Les gens savent ce qu'ont signifié la prohibition de l'alcool aux Etats Unis, ou l'interdiction de l'avortement. Les femmes qui avortaient dans la clandestinité ne le faisaient peut être pas toutes par plaisir, ni par choix, mais au moins avec la légalité, l'accès aux soins et aux droits, elles peuvent rester en vie et en bonne santé. Pourquoi la logique serait-elle différente en ce qui concerne le travail sexuel?
Nous ne prétendons pas que tout le monde aime ce travail. Mais pourquoi serions-nous toujours les seuls travailleurs à devoir se justifier d'aimer ou de détester notre travail pour envisager l'accès à des droits et aux protections de base dont bénéficient les autres travailleurs? Pourquoi avons-nous les devoirs de payer notre URSSAF et nos impôts sans avoir les mêmes droits?
Mesdames et messieurs les sages, je ne crois pas être une personne nuisible à la société ni un danger pour moi-même. Au contraire, je crois que j'apporte beaucoup de bien et des services utiles dans un monde dans lequel les gens pourtant si connectés, ne savent parfois plus comment se parler, se toucher, se rencontrer. Je ne comprendrai jamais pourquoi notre société considère les hommes qui portent des armes et font la guerre comme des héros, tandis que nous qui donnons du plaisir sommes considérés comme des inadaptés sociaux, des victimes et des pauvres filles.
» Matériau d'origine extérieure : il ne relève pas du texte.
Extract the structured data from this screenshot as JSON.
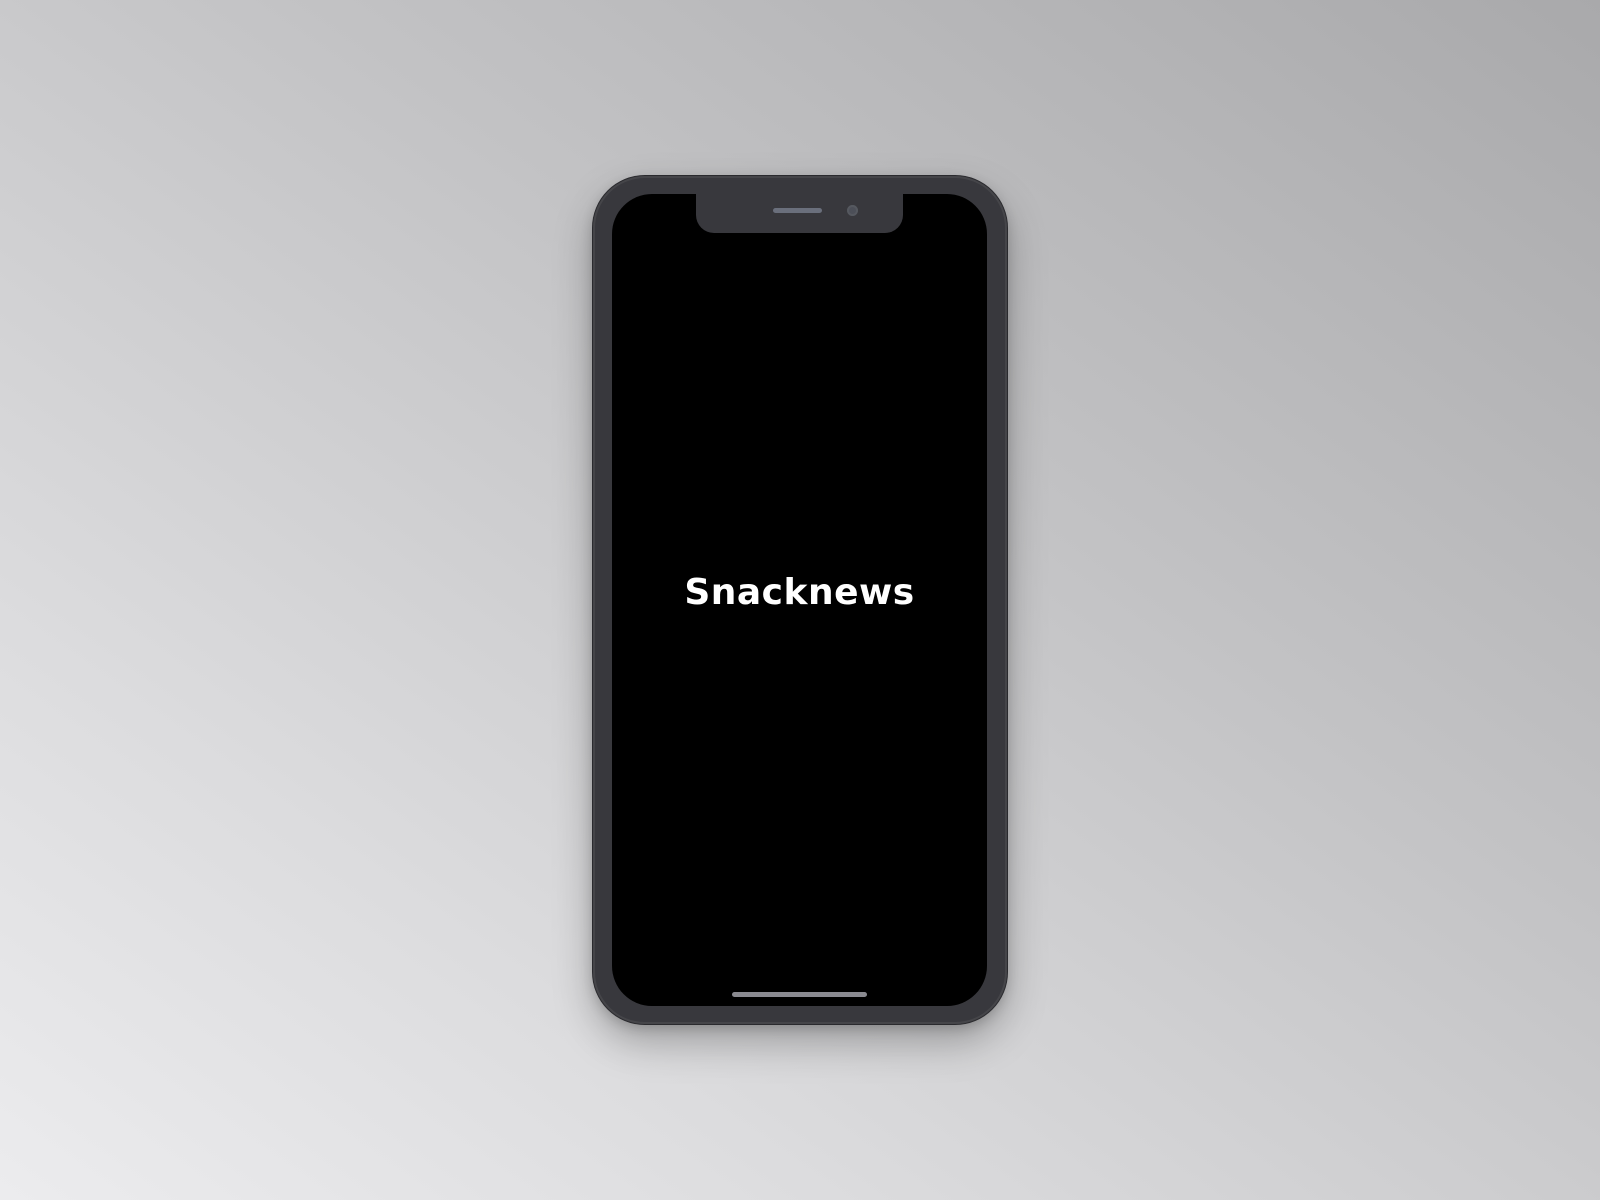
{
  "app": {
    "brand_name": "Snacknews"
  },
  "colors": {
    "screen_background": "#000000",
    "brand_text": "#ffffff",
    "device_frame": "#38383d"
  }
}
Je vous implore de ne pas nous réduire aux représentations mensongères véhiculées sur nous. Nous ne sommes pas des objets mais des sujets. Nous ne sommes pas des minorités insignifiantes. Les intérêts des travailleuses du sexe ne s'opposent pas selon le degré d'exploitation et de contrainte auquel nous sommes exposés. La pénalisation nuit en réalité à tout le monde. Nous ne sommes pas des lobbys de proxénètes aux intérêts vils mais les personnes les plus concernées et directement affectées par la loi. Vous avez l'opportunité que justice soit rendue et de nous faire vivre un moment si rare, enfin une possibilité de reconnaissance de nos existences, de nos besoins réels, et de nos droits fondamentaux. S'il vous plait, abrogez cette pénalisation.